Shakespeare Electronic Conference, SHK 8.0101.  Wednesday, 22 January 1997.

(1)     From:   Gabriel Egan <This email address is being protected from spambots. You need JavaScript enabled to view it.>
        Date:   Tuesday, 21 Jan 1997 18:14:30 +0000 (GMT)
        Subj:   Re: Teaching British to the Englanders

(2)     From:   Roger Schmeeckle <This email address is being protected from spambots. You need JavaScript enabled to view it.>
        Date:   Tuesday, 21 Jan 1997 10:53:25 -0800 (PST)
        Subj:   Re: SHK 8.0096  Re: Ideology and Soliloquys


(1)----------------------------------------------------------------------------
From:           Gabriel Egan <This email address is being protected from spambots. You need JavaScript enabled to view it.>
Date:           Tuesday, 21 Jan 1997 18:14:30 +0000 (GMT)
Subject:        Re: Teaching British to the Englanders

John Lee writes

> It's a small point, but I would think that few who have passed
> through the English Educational System would recognize it from
> Gabriel Egan's description.

I hope I made it clear that I was referring to the British system, and not
whatever the 'English' system is. (English is taught as a subject in Britain,
but not, even mutatis mutandis, vice versa).

> And Rhodes Boyson isn't Minister for Education.  Gillian Shepherd is.

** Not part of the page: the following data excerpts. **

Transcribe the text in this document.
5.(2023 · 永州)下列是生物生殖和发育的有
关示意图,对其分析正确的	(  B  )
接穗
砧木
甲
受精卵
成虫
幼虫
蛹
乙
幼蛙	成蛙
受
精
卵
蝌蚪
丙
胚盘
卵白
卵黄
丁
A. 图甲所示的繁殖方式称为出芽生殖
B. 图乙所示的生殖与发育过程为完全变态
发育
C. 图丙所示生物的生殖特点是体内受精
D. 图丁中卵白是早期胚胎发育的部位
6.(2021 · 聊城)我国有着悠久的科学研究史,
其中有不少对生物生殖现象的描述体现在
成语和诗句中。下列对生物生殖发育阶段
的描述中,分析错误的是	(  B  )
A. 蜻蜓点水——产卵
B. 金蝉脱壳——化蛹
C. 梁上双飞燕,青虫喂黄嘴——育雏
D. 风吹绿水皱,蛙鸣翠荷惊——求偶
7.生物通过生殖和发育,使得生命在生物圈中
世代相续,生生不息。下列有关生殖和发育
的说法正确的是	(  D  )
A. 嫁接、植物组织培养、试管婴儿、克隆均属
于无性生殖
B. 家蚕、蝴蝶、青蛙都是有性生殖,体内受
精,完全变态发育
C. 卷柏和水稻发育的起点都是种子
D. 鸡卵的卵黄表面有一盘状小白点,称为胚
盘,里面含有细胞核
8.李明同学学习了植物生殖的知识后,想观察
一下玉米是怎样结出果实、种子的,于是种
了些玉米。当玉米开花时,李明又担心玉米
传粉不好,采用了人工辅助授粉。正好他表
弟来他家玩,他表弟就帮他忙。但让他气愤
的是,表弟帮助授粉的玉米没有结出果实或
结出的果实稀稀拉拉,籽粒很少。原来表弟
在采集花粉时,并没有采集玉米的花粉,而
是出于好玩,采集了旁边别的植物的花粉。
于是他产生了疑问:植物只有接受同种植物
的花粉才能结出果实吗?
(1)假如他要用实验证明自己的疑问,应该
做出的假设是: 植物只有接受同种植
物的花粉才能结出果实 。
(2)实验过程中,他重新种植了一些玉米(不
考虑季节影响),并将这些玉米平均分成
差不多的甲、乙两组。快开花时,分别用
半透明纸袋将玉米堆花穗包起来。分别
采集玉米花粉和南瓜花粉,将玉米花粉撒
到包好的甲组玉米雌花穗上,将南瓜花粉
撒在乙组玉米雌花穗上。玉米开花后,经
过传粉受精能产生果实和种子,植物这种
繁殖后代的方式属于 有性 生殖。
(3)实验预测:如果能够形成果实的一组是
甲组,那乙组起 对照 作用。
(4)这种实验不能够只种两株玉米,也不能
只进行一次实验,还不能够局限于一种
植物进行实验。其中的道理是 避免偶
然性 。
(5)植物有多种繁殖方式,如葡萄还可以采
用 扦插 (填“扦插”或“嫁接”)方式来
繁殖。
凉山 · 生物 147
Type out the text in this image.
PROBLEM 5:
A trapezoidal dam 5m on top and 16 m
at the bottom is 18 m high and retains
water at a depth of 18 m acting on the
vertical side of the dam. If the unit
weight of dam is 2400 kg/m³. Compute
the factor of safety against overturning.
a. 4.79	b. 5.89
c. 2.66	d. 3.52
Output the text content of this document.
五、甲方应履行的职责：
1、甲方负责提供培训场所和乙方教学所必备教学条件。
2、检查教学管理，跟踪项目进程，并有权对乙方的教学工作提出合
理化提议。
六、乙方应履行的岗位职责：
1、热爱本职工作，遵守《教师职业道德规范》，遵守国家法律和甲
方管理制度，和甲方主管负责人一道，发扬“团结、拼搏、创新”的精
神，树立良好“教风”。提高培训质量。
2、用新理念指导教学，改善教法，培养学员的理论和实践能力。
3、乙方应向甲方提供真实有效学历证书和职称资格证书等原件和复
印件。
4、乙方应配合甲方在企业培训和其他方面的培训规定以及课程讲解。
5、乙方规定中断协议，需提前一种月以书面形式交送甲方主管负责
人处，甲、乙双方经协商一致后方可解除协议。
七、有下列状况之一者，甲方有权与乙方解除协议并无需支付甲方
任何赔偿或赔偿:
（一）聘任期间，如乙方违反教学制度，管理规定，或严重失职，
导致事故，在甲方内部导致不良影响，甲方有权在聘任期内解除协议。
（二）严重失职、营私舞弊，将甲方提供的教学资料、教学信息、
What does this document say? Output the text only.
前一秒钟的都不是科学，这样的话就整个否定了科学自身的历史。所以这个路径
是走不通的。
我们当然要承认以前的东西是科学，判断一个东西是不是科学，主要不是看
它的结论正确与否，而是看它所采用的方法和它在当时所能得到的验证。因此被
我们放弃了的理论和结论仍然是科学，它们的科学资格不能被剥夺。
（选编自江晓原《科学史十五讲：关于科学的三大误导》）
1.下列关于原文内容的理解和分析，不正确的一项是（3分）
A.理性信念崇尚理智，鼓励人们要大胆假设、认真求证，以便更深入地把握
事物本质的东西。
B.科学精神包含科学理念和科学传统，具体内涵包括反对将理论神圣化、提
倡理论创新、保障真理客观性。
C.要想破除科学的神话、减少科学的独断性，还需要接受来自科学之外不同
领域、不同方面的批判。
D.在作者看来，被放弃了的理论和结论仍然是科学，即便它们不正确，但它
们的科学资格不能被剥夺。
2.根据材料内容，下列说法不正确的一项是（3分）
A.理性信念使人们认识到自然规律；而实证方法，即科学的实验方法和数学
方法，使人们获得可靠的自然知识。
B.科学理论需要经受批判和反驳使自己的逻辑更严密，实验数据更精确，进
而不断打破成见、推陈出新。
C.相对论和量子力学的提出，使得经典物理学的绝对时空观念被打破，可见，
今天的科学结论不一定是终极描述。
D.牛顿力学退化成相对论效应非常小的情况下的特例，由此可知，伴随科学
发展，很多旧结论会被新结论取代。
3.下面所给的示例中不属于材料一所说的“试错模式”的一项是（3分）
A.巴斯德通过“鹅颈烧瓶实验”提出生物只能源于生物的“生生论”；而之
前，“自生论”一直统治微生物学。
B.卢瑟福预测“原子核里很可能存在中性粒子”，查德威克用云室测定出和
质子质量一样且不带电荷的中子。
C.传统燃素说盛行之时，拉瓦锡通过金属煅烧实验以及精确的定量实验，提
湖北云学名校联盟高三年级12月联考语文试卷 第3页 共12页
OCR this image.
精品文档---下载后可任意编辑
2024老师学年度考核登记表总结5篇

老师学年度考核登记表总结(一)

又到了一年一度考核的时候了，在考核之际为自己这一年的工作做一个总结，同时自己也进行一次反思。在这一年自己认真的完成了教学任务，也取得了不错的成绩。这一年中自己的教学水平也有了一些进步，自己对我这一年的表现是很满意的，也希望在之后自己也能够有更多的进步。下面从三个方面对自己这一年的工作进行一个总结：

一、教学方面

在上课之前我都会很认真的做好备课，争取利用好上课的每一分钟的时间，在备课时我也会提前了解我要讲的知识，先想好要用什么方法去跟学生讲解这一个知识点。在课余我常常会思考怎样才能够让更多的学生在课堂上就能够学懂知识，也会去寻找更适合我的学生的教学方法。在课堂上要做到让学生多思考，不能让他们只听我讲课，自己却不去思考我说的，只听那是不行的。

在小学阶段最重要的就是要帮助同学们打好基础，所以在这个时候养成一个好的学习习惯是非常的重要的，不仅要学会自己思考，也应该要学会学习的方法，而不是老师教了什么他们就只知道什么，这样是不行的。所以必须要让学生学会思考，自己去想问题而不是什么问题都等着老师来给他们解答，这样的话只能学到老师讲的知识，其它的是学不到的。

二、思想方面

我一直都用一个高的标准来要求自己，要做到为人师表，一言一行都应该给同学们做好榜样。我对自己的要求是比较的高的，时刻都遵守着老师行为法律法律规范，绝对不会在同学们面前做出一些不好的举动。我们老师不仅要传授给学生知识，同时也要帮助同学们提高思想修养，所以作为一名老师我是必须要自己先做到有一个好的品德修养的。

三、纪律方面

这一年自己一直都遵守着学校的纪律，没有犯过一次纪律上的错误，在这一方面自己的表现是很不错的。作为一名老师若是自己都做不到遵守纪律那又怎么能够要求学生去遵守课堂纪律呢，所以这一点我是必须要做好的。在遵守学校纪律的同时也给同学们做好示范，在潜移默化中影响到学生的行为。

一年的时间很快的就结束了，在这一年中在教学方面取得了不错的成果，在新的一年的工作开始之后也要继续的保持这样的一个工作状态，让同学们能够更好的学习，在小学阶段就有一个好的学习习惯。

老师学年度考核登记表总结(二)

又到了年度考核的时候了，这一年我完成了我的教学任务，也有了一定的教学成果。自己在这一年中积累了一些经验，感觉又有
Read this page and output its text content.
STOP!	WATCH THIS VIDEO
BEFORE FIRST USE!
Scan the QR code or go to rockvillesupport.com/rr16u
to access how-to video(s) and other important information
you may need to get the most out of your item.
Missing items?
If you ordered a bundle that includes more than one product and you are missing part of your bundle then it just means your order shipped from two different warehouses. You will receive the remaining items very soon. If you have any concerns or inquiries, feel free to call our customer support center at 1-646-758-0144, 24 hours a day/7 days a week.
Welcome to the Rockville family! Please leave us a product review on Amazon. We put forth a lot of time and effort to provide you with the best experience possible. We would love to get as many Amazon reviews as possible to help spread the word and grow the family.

Again, I'd hoped to make it clear (by using the words 'the 1980s') that Boyson
was the minister, and not that he is.

Gabriel Egan

(2)----------------------------------------------------------------------------
From:           Roger Schmeeckle <This email address is being protected from spambots. You need JavaScript enabled to view it.>
Date:           Tuesday, 21 Jan 1997 10:53:25 -0800 (PST)
Subject: 8.0096  Re: Ideology and Soliloquys
Comment:        Re: SHK 8.0096  Re: Ideology and Soliloquys

>"The postulate itself, however, cannot be proven; it is merely a prejudice,"
>writes Sean Lawrence--I think--correctly.  Meaning is postulated, not proven.
>So I believe; I don't really know.
>
>Dale Lyle is apparently fed up with my insistence that entities and actions are
>not innately meaningful.  So let me make my point:  it seems to me that the
>Marxist Shakespeareans first postulate that there is no innate meaning, no
>inherent truth. They then go on to postulate that certain categories (e.g.,
>economics, ideology) have innate meanings and are inherently true.
>
>I don't think anyone can have it both ways.  If entities and actions are not
>innately meaningful, then they are not innately meaningful. Full stop.

And, if it is postulated that there is no innate meaning, does that apply to
the statement that there is no innate meaning, thereby rendering it
meaningless, and leading to the conclusion that there is or might be innate
meaning, that to deny it is self-contradictory, and therefore untenable?